15 Juli 2011

Play it again, Sam! - Teil I

"Mami!" rief das kleine Mädchen im 5-Sterne-Restaurant des Traumschiffs aufgeregt. "Warum spielt denn der Mann am Klavier nicht?"
Tatsächlich - dieser saß an seinem Flügel, den Blick ins Leere oder Richtung Buffet gerichtet, ohne seinem Arbeitsgerät auch nur einen Ton zu entlocken.
Aber dafür hatten sie bezahlt! Mami hatte nicht umsonst geschuftet wie eine Verrückte; sie hatte sich Buffet, Traumschiff und Pianist verdient.
Sie stand auf, erklärte ihrer Tochter: "Ich werde mal nachsehen, was der Mann macht. Und dann wünsche ich uns ein Lied." Die Tochter nickte begeistert. "Oja, er soll das Sandmännchenlied spielen!"

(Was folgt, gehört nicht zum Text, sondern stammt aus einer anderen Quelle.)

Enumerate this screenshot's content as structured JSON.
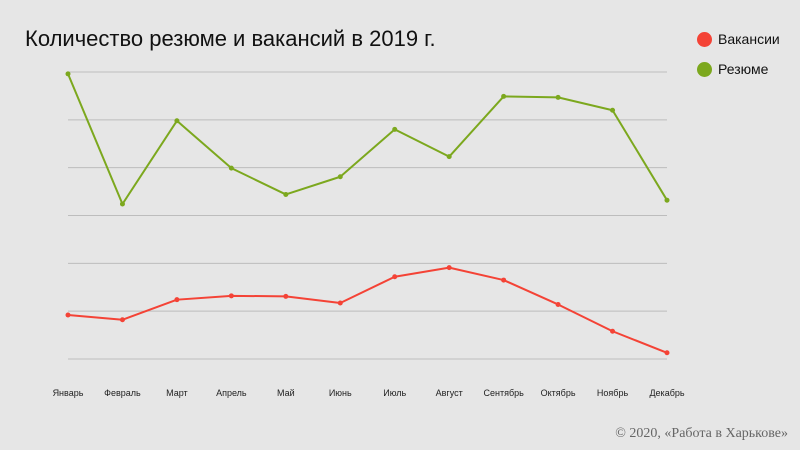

Mami marschierte zum Flügel. Der Pianist starrte immer noch auf einen ihr unbekannten Punkt. Als sie an seine Seite trat, um ihn an die Verpflichtungen eines Traumschiffpianisten zu erinnern und den Musikwunsch ihrer Tochter anzubringen, sah sie, warum er nicht spielte: Seine Hände lagen auf den Tasten. Nur seine Hände. Sehnen und Knochen lagen offen vor dem Auge der entsetzten Betrachterin; rotes Blut sprenkelte die weißen Tasten. Der Rest von ihm war stocksteif, und in seinem Rücken steckte auf Herzhöhe ein Messer. Die Leichenstarre hatte bereits eingesetzt, und wer immer den Musiker vom Leben zum Tode befördert hatte, verfügte über einen gewissen Sinn für dramatische Arrangements und offensichtlich ebenso unbändigen Hass auf Klavierspieler im Allgemeinen oder diesen im Besonderen.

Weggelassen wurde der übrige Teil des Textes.